Before Christmas, there was Advent. After Christmas, along with the several feasts associated with it, is Ordinary Time. Then comes Lent, Easter and Pentecost. Finally, there's more Ordinary Time which runs all the way from just before Summer begins, through Summer and Autumn and concludes in late November with the Feast of Christ the King.
Why is this cycle part of our yearly Christian observance?
This cycle of remembering, reliving and celebrating keeps us focused on Jesus. If we didn't remind ourselves on a regular basis that his life is the story of our own life in God, we might distance ourselves from the person of Christ and the personal relationship we are invited to share with him. Faith might become rules. Behaviour might become self-will. Celebration might become mere human festival. Community might become a club. Christian service might become only well-meaning humanistic social service.
How does keeping the Liturgical Year keep us united to Jesus?

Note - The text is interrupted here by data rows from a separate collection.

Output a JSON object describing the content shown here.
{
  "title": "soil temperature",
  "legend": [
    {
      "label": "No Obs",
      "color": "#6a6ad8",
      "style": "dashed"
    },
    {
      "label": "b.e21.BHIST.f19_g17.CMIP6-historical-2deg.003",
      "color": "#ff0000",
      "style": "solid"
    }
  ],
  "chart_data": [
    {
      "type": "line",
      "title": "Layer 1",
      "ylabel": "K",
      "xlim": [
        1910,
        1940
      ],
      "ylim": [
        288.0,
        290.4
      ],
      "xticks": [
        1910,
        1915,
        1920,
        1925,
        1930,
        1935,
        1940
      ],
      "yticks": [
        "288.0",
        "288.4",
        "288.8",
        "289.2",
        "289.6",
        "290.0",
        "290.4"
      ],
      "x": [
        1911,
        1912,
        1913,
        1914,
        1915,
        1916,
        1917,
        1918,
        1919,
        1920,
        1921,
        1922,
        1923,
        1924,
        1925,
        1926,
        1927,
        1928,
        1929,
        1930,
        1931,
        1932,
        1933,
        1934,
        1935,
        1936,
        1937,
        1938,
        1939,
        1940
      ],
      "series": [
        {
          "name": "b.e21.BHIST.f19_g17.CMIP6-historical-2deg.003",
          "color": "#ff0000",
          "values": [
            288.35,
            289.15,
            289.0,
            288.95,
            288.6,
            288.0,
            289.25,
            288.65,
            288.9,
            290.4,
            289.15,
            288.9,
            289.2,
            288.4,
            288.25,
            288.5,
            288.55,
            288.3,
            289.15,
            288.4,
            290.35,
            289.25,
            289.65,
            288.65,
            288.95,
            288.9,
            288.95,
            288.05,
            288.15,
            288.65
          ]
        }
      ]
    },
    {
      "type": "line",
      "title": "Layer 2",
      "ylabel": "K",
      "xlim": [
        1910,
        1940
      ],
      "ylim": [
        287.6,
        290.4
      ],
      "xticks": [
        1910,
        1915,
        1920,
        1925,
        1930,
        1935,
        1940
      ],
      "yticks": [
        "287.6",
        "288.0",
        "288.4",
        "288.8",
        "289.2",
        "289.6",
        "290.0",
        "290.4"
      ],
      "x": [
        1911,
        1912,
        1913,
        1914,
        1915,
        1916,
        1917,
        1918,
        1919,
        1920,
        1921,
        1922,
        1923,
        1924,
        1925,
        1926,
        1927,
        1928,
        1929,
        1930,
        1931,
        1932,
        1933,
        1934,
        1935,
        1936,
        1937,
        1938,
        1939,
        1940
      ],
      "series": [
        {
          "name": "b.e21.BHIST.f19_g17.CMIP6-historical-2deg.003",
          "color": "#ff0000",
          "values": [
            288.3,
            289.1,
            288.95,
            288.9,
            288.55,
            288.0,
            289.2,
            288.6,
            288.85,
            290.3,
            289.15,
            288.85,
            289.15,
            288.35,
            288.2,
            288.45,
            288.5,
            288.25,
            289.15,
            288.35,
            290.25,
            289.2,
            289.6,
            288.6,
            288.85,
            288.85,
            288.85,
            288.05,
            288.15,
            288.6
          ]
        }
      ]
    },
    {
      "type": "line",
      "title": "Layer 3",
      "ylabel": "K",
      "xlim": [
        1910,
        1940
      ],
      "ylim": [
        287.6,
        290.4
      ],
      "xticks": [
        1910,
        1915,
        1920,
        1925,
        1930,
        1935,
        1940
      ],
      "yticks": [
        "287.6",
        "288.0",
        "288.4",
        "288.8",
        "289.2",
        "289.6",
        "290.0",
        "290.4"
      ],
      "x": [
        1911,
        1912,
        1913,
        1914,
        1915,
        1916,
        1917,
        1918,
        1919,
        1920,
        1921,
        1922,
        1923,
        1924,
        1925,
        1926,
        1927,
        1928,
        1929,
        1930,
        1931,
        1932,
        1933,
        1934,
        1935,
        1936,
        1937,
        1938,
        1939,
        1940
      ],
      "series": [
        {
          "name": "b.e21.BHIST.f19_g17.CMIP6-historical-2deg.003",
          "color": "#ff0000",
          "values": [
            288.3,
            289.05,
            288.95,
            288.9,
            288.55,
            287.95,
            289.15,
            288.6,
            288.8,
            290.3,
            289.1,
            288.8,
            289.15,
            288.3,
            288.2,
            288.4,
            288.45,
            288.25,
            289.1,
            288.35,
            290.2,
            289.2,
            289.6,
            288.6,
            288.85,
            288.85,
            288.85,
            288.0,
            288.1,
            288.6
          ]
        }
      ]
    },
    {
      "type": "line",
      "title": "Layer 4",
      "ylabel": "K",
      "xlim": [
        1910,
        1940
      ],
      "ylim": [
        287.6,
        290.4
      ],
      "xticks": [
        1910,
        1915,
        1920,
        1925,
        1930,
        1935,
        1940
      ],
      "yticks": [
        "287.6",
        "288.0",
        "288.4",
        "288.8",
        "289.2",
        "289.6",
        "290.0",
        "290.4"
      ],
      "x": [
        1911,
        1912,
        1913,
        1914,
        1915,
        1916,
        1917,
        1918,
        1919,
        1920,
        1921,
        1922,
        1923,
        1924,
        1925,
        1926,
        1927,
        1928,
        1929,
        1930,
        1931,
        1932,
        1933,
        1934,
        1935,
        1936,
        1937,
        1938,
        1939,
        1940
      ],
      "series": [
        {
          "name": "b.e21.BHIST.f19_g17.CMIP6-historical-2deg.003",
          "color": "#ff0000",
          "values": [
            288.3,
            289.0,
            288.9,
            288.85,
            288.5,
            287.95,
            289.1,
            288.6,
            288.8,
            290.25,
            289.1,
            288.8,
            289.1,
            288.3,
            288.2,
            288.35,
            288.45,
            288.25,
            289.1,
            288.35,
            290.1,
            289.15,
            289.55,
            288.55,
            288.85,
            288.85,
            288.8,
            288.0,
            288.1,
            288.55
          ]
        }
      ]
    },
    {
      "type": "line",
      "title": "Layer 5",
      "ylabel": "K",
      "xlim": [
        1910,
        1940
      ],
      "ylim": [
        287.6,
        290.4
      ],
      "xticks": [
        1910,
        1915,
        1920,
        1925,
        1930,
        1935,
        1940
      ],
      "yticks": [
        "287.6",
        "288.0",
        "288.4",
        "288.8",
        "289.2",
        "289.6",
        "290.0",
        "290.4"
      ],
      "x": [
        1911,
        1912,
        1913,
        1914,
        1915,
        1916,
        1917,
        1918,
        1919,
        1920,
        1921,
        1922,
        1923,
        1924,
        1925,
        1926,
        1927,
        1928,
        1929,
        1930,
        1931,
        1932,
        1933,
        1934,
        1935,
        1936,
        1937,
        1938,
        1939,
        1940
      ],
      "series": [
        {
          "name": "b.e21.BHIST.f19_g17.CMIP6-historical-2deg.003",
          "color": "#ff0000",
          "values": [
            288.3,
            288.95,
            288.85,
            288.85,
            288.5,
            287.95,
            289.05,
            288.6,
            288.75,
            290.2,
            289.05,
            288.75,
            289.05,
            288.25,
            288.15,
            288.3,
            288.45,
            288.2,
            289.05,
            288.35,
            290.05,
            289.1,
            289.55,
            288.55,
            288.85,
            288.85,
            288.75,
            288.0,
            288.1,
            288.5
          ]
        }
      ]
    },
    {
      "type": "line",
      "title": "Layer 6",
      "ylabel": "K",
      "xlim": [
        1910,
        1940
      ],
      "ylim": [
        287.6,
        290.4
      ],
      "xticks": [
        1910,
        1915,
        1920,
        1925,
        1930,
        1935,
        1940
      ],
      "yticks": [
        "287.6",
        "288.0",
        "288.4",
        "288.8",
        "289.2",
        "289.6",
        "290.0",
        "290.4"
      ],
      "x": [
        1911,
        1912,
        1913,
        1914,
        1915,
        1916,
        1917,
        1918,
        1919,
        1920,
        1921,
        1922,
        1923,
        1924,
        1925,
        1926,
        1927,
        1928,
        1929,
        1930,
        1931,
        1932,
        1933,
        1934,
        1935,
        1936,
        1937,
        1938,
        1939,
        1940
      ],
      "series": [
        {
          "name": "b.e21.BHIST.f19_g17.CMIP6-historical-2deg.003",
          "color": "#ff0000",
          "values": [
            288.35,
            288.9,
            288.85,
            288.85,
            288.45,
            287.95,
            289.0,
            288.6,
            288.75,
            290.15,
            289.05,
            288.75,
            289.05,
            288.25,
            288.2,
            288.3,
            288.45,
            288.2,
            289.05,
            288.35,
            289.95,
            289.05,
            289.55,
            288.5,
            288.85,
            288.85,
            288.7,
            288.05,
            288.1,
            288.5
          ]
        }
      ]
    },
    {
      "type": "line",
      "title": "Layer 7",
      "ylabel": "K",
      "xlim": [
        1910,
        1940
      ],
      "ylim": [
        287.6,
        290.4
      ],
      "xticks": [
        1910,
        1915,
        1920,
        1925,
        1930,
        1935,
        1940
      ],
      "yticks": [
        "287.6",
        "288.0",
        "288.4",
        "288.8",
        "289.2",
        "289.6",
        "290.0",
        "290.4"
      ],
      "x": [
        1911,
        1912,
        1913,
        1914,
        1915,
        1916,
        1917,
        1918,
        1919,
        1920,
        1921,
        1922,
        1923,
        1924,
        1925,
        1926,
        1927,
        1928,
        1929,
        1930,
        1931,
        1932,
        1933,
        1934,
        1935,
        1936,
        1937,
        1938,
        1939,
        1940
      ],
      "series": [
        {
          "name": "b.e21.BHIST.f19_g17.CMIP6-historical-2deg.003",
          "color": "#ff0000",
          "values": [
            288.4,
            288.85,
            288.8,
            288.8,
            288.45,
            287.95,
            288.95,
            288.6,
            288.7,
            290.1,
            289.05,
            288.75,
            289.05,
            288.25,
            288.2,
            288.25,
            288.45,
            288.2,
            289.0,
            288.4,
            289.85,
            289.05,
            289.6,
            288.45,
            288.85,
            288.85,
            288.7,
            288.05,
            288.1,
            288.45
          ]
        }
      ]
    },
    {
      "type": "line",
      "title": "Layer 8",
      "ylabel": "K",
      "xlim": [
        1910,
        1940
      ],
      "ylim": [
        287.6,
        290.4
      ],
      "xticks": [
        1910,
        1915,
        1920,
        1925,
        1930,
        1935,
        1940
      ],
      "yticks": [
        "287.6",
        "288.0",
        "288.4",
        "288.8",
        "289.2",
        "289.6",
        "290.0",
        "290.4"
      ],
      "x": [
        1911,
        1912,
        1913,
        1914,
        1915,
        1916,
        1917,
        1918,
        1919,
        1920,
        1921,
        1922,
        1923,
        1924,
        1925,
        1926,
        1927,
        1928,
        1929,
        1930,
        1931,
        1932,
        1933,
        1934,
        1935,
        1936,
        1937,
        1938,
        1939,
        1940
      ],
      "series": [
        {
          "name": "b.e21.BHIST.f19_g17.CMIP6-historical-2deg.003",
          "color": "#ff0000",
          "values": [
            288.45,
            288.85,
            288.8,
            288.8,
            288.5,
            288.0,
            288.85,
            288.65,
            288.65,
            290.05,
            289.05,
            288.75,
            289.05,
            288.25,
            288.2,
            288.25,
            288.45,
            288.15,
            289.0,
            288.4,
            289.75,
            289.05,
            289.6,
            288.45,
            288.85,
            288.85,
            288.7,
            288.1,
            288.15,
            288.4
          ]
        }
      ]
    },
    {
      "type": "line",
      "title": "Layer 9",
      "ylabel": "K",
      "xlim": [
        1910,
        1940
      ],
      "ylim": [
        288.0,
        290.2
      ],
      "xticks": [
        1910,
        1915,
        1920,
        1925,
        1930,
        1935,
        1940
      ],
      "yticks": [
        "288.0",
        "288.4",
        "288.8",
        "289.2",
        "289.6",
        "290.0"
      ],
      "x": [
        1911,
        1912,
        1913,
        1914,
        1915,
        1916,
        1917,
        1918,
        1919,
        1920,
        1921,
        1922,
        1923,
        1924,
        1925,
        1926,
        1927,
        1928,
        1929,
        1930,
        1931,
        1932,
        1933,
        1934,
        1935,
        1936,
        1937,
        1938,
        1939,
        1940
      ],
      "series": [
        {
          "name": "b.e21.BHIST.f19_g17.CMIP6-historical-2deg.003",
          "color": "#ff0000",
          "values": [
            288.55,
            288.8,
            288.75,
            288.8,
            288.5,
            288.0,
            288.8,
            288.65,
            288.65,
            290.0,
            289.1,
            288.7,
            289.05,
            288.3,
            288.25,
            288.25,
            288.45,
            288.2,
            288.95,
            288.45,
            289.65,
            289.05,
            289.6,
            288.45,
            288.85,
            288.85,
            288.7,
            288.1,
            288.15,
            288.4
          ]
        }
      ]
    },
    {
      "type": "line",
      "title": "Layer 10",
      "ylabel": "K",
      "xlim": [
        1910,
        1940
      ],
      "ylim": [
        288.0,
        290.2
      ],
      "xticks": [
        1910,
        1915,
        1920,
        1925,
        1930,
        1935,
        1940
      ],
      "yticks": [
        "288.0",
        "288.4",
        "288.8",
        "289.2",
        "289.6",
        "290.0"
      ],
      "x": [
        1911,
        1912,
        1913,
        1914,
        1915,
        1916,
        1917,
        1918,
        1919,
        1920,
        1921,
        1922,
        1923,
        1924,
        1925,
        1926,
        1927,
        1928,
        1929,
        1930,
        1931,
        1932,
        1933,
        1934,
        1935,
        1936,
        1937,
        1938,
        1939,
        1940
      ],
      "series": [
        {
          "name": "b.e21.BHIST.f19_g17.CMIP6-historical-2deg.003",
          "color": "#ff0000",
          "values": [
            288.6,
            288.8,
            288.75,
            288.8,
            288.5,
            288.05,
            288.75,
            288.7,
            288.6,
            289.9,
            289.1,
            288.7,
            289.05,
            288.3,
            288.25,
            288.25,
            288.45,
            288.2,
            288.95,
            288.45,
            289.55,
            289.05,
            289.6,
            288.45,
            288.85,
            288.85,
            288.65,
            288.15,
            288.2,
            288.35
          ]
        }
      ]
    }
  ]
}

Jesus said, "Take my yoke and learn from me..." He said, 'Pick up your cross and follow me..." He also said, "Apart from me you can do nothing..." and, "Whatsoever you do to the least of these brothers and sisters of mine, you do to me..." These words of the Lord remind us that our lives are intertwined with his and with one another. In order to enter into a true communion with the Lord, and with others as well, we need to follow in his footsteps, understand his life among us, drink deeply of the mystery of his coming among us in his birth and ministry, his teaching and healing, and his dying and rising. We need to perceive how all of this opened the way for us to return to the Father and to receive the Holy Spirit. By encountering the life of Christ in all its stages, we are immersed, we are Baptized, into the mysteries and the life of Jesus becomes the very pattern of our own lives. As Scripture says, "In him we live and move and have our being..." The Liturgical Year not only brings us face to face with the historical Jesus, it brings us into communion with the living Lord and teaches us about the mystery of our own birth and life in the world, our own coming to faith and healing, and our own dying and rising in Christ. The Liturgical Year is the story of our past, the story of our life now, and the story of our hopes for the future. Christ is the same yesterday, today and forever. The Liturgical Year brings that truth to us at each step of the journey.
The entire Liturgical Year for 2012-2013 begins again on Sunday, December 2, 2012 with the First Sunday of Advent.